De azarosa historia, la prenda procede de la familia de Charles Gilbert de Lachapelle, comisario general de la casa del rey Luis XVI, y que como él y la propia María Antonieta, fue guillotinado, en su caso en 1794. La esposa de Gilbert, Marie-Emilie Leschevin de Prévoisin, era una gran amiga de la primera dama de cámara de la reina, Madame Campan, y de ella debió recibirlo. Tras la muerte de Leschevin de Prévoisin en 1816, el zapato ha pertenecido a su familia hasta la subasta del pasado domingo.

Autenticidad demostrada

Los responsables de la casa de subastas aseguran que no hay ninguna duda de que el zapato fue de la reina de origen austríaco. Se desconoce eso sí, cómo se hizo el reparto y la suerte del zapato que completaba el par.
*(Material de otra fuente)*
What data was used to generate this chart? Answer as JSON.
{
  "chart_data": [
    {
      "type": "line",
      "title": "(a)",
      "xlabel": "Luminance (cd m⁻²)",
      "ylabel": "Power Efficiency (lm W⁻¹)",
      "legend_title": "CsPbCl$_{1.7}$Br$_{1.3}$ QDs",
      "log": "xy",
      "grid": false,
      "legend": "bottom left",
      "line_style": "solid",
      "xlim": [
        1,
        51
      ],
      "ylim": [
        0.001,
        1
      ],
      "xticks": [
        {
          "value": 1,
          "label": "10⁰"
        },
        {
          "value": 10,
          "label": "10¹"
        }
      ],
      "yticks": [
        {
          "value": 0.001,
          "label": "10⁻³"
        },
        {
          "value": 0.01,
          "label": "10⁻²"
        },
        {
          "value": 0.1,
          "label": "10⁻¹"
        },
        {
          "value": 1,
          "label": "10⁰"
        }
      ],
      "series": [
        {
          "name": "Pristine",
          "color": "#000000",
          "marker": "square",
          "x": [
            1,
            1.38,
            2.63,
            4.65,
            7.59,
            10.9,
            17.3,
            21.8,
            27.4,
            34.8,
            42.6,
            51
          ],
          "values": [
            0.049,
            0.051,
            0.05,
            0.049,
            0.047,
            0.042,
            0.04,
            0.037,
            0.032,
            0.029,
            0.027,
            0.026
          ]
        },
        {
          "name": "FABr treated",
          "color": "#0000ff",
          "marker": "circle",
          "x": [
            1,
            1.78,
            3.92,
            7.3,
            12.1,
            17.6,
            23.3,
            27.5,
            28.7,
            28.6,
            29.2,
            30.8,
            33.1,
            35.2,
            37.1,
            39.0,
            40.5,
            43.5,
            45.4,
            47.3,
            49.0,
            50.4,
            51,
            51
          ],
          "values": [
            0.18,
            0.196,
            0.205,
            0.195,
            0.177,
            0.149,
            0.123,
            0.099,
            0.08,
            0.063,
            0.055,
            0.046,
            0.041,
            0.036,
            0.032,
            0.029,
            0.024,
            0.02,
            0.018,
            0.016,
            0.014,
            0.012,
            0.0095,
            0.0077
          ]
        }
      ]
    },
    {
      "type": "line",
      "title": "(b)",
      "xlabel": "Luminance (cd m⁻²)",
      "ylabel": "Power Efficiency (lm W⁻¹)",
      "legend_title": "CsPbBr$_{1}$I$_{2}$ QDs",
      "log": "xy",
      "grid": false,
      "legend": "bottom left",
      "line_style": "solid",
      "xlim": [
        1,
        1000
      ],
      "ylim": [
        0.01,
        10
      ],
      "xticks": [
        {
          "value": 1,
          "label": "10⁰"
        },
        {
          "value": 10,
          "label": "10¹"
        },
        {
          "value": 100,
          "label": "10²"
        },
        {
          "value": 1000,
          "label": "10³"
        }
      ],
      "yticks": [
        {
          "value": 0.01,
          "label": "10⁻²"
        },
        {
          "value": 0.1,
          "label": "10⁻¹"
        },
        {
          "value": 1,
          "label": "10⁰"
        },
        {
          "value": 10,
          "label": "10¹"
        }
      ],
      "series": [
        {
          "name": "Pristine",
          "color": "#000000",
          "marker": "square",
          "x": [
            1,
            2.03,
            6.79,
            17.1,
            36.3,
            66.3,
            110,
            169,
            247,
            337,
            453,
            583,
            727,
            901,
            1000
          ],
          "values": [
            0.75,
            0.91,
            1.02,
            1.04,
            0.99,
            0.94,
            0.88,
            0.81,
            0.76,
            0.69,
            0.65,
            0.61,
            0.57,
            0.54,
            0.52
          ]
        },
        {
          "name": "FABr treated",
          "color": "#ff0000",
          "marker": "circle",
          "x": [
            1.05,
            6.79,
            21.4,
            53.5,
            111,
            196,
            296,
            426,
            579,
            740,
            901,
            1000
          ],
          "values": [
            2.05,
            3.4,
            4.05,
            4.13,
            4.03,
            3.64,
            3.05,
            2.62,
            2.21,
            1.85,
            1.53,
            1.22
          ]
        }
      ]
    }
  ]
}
En la misma subasta se adjudicó por 27.500 euros a «una gran colección de Francia» un baúl de madera que fue guardarropa de María Antonieta antes de convertirse en reina. También esta pieza se remató de nuevo muy por encima de la estimación, que se había fijado en entre 6.000 y 8.000 euros. En mayo pasado otro baúl de la ‘suite’ de María Antonieta y una gran toalla empleada durante su coronación en 1774 se remataron también por 43.750 euros, otra prueba de la fascinación que sigue suscitando la reina guillotinada.

«María Antonieta es un personaje bastante mítico. Levanta una verdadera pasión en todo el mundo» confirma Jean-Christophe Chataignier, socio y director del departamento de Imperio y Memoria Histórica de la firma Osenat.